Rheingold uses CMC in Japan and France as examples of the fact that the global development of the Net is not uniform and does not automatically result in Internet. Japanese do not answer letters or telephone calls and won’t suddenly begin spontaneous communication on the Net. Debate is not a part of the culture, litigation is rare, group therapy doesn’t work well, according to Joichi Ito. People are waiting until the Net has acquired a more visual character and Japanese communication aesthetics can be sold world-wide. The successful French Minitel from 1985 is struggling with the law that states that the first is also the first to become last: it is now hopelessly obsolete. Protection of national language and culture is a reason for many countries to build up a net of their own and might neatly disturb the dream of global cyberspace. In conclusion, we are introduced to projects like Dave Hughes’ educational network, the Electronic Frontier Foundation, the Public Electronic Network in Santa Monica and the Freenets, which the Amsterdam Digital City was derived from.
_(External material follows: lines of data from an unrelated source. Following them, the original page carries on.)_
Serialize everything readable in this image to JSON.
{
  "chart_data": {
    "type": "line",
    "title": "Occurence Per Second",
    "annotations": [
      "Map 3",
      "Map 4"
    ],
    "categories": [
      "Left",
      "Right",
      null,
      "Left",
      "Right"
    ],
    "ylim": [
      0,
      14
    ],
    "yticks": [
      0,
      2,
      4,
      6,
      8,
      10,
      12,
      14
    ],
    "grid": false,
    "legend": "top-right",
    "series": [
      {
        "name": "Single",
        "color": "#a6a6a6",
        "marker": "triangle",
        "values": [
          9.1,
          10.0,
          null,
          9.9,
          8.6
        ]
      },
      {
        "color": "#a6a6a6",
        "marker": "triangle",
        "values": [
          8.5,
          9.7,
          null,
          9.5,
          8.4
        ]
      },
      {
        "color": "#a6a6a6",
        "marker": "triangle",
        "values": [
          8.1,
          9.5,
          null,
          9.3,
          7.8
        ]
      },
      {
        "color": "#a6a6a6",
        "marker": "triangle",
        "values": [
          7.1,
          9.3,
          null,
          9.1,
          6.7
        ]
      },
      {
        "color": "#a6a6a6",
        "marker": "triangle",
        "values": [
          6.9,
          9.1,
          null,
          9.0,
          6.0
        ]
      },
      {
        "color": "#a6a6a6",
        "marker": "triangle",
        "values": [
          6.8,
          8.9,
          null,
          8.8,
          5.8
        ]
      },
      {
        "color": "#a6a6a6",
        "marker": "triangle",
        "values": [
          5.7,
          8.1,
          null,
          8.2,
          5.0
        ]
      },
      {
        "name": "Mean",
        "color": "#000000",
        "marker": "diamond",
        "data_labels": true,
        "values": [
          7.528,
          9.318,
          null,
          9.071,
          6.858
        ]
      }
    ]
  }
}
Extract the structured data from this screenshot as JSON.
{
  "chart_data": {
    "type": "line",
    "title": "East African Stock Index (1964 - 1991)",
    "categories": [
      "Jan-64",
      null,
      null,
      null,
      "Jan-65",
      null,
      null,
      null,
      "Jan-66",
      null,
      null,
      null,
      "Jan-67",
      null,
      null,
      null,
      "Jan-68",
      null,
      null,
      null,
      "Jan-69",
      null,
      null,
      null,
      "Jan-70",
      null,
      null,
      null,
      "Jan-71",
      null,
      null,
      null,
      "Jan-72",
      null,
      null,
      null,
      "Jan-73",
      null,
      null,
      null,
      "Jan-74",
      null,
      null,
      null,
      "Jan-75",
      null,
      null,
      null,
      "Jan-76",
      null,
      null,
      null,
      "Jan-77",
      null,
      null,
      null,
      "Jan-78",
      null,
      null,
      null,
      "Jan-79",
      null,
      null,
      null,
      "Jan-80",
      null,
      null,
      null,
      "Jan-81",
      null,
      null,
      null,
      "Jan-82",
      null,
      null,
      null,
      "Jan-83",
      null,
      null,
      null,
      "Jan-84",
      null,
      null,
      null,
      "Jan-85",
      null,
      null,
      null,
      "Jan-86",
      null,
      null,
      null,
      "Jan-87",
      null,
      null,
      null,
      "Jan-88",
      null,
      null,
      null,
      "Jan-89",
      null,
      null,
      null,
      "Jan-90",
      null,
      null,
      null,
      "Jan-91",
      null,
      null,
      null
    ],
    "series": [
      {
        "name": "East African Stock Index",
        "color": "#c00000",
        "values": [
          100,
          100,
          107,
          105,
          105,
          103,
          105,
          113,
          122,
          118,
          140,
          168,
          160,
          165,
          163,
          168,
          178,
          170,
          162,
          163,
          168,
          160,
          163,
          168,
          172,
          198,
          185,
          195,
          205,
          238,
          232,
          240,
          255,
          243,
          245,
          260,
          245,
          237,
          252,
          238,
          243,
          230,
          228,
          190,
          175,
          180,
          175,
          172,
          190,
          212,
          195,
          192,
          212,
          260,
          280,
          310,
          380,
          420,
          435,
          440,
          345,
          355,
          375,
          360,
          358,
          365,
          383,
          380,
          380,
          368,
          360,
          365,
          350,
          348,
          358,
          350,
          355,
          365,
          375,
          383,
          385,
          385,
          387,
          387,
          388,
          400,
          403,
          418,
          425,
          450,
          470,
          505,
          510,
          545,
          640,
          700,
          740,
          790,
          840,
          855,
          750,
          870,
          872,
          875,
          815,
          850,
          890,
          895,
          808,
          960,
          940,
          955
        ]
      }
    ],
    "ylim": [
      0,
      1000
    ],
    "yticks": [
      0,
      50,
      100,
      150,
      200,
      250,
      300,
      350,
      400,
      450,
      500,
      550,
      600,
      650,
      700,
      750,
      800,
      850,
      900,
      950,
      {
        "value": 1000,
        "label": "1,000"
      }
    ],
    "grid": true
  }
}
Significantly, the last chapter is entitled: `Disinformocracy’. The great weakness of the idea of the electronic democracy is that it can more easily be commodified than explained. Using the social criticism like Foucault’s Discipline and Punish, Debord’s Society of the Spectacle and Habermas’ definition of `public sphere’, the net is described in terms of the modern capitalist consumer society (as an `ultimate prison’!). After a wild and anarchistic phase, we are now threatened with the `selling of democracy’. Rheingold believes in the possibility to influence the outcome, which is precisely why online activists should delve into the criticisms that have been levelled against them. He wants to unite the Parisian critique and Californian practice. I believe we should invite them to the table and help them see the flaws in our dreams, the bugs in our designs. It’s best to continue to listen to those who understand the limits, even as we continue to explore the technologies’ positive capabilities. Media theoreticians and `hyper realists’ are depicted here as ignorant culture pessimists, or sociologists that provide constructive critique about side effects (that should be printed on the packaging). I wouldn’t advise Rheingold to sit down at one table with these people. Theory must first learn the hard and software, before it can produce a fundamental (fatal?) critique of the network. That may be expected from Laurel, Haraway and Ronell and not from Paris. Unlike the Europeans, they will be able to unite philosophical criticism and political electronic practice.